Fig. 6. Progesterone and UPA are inhibitors of E-induced secretion and inflammation.

a Diagram of the high-throughput compound screening system based on cargo secretion analysis by complementary NanoLuc luciferase. b Heatmap showing the average mIL1β-HiBiT secretion levels from two independent experiments by each compound normalized to control. The numbers on the left side of heatmap show the serial numbers of compounds in each row. The heatmap shows the log2 value. c Quantification of relative mIL1β secretion levels in HEK293T cells in the presence of 10 μM indicated compounds. d–e mIL1β secretion in THP-1 cells expressed with Myc-tagged E of indicated coronaviruses in the presence of 10 μM UPA (d) or Progesterone (e) for 4 h. f Co-IP using HEK293T cells with TMED10-V5 and Myc-E-SARS2 in the absence or presence of 10 μM UPA or Progesterone. g Crosslink assay performed using HEK293T cells expressing TMED10-V5 without or with Myc-E-SARS2 in the absence or presence of 10 μM UPA or Progesterone. h Cell-free membrane translocation of mIL1β-FLAG in the absence or presence of Myc-E-SARS2, UPA or Progesterone (P4) as indicated. i–k C57BL/6 mice infected with AAV-Myc-E-SARS2 were intraperitoneal injected with or without UPA (1 mg/kg) followed by challenge with LPS and euthanized. Expression of Myc-E-SARS2 in the lung was verified by immunofluorescence (k, upper panel). Serum IL1β levels were determined by ELISA in (i). IL6 mRNA levels in indicated tissues were analyzed in (j). Lung inflammation was analyzed by H&E staining (k, lower panel) and inflammatory area was quantified in (l). m Chemical structure and names of Progesterone and its analogs with (Y) or without (N) inhibitory effect on mIL1β secretion in HEK293T cells shown in (n). n Quantification of relative mIL1β secretion levels in HEK293T cells in the absence or presence of compounds in (m). DSS, disuccinimidyl suberate; Prot K, Protease K; TX-100, TritonX-100. Data are mean ± s.d. Statistical significance was assessed one-way ANOVA (n = 4) followed by Dunnett’s multiple-comparison test (c, n), two-tailed t test (n = 5) (i, j, l). P values are indicated. Scale bars, 50 μm. Source data are provided as a Source Data file.
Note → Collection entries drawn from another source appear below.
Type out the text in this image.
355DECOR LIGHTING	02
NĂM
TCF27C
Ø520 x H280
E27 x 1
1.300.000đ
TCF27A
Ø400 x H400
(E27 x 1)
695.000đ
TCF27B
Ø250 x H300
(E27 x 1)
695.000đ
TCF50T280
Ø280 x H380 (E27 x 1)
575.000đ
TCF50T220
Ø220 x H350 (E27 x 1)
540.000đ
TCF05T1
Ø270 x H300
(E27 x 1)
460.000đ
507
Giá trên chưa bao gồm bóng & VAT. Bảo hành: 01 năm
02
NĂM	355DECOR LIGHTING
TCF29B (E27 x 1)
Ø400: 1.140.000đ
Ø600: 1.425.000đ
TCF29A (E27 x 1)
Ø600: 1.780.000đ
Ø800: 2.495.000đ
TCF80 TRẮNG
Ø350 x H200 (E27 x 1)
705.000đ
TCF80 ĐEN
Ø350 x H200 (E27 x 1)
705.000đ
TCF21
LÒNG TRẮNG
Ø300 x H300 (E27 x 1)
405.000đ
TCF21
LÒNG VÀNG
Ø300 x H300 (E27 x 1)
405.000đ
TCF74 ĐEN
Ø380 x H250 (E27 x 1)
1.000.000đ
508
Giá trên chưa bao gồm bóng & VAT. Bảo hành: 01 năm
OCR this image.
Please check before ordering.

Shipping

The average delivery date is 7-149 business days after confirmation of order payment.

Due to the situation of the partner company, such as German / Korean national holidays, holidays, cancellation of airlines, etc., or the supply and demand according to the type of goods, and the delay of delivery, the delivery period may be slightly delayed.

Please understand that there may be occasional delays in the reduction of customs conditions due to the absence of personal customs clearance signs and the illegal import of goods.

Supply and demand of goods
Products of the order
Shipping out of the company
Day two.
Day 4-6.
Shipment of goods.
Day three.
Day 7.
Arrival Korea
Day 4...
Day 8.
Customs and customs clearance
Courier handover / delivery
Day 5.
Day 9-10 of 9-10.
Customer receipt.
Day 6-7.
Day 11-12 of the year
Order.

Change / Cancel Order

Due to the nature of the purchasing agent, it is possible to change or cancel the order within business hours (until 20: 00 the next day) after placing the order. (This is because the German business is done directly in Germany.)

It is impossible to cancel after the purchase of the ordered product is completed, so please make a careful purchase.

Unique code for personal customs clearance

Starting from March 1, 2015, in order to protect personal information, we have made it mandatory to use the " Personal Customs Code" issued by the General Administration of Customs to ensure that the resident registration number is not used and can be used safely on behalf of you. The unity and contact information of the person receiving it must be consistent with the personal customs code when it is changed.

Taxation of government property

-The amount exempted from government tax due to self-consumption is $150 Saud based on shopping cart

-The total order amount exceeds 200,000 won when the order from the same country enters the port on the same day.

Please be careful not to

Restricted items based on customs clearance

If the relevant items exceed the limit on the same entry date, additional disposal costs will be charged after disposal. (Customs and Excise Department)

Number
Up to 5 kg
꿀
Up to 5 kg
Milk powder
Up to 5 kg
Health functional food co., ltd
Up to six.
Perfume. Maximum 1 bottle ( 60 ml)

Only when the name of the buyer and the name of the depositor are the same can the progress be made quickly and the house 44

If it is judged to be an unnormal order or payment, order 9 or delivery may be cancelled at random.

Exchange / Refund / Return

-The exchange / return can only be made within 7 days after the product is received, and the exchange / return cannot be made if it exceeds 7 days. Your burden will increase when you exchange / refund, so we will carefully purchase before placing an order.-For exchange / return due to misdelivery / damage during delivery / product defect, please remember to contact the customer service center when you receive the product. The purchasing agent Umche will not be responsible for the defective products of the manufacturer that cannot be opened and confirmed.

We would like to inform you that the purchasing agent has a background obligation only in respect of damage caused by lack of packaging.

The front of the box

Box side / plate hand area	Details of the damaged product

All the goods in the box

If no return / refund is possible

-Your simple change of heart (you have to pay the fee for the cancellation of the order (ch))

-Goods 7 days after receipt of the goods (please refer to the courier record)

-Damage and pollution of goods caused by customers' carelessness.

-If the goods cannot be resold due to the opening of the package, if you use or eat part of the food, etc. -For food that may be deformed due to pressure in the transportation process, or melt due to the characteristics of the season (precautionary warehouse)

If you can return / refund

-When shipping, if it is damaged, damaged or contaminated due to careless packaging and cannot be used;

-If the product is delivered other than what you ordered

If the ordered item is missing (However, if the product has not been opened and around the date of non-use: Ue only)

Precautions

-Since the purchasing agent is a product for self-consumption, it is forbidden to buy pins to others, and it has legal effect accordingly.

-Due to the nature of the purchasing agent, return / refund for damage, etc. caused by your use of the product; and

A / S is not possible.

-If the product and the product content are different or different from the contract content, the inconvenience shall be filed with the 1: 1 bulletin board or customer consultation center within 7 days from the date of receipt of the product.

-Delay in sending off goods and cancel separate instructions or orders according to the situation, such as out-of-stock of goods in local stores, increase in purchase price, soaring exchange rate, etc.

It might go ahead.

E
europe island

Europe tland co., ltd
Fig. 7. E-regulates UcPS and inflammation in MHV-infected mice.

a mIL1β-FLAG secretion and Caspase-3 cleavage in HEK293T-mCC1a cells infected without or with MHV-A59 for 36 h at a MOI of 0.005, 0.05 and 0.5. b, c mIL1β secretion in MHV-A59 (MOI 0.1, 36 h) infected BMDMs from WT, TMED10 KO (b) or GSDMD KO (c) mice. d mIL1β secretion in MHV-A59 (MOI 0.1, 36 h) infected BMDMs in the presence of GFP or GFP-ECT. e Co-IP using HEK293T cells with TMED10-V5 and Myc-tagged E-MHV in the absence or presence of GFP or GFP-ECT. f mIL1β secretion in MHV-A59 (MOI 0.1, 36 h) infected BMDMs in the absence or presence of 10 μM UPA or Progesterone. g Co-IP using HEK293T cells with TMED10-V5 and Myc-E-MHV in the absence or presence of 10 μM UPA or Progesterone. h–k, IFNAR-KO mice injected with AAV-GFP or AAV-GFP-ECT were infected with MHV-A59 for 4 days and euthanized. Expression of GFP or GFP-ECT in the lung was verified by IF (j, upper panel). Serum IL1β levels were determined by ELISA (h). IL6 mRNA levels in indicated tissues was analyzed (i). Lung inflammation was analyzed by H&E staining (j, middle and lower panel) and inflammatory area was quantified (k). l–o IFNAR-KO mice infected with MHV-A59 were intraperitoneal injected with DMSO, 1 mg/kg UPA or Progesterone and euthanized. Serum IL1β levels were determined by ELISA (l). IL6 mRNA levels in indicated tissues were analyzed in (m). Lung inflammation was analyzed by H&E staining (n) and inflammatory area was quantified in (o). p A model for E-regulated UcPS. In brief, E proteins of the severe symptom coronaviruses (SARS, SARS2 and MERS) interact with TMED10 to activate the THU (TMED10-channel unconventional protein secretion)-mediated release of inflammatory cytokines. Data are mean ± s.d. Statistical significance was assessed using two-tailed t test (n = 5) (h, i, k), one-way ANOVA (n = 5) followed by Tukey’s multiple-comparison test (l, m, o). P values are indicated. Scale bars, 50μm. Source data are provided as a Source Data file.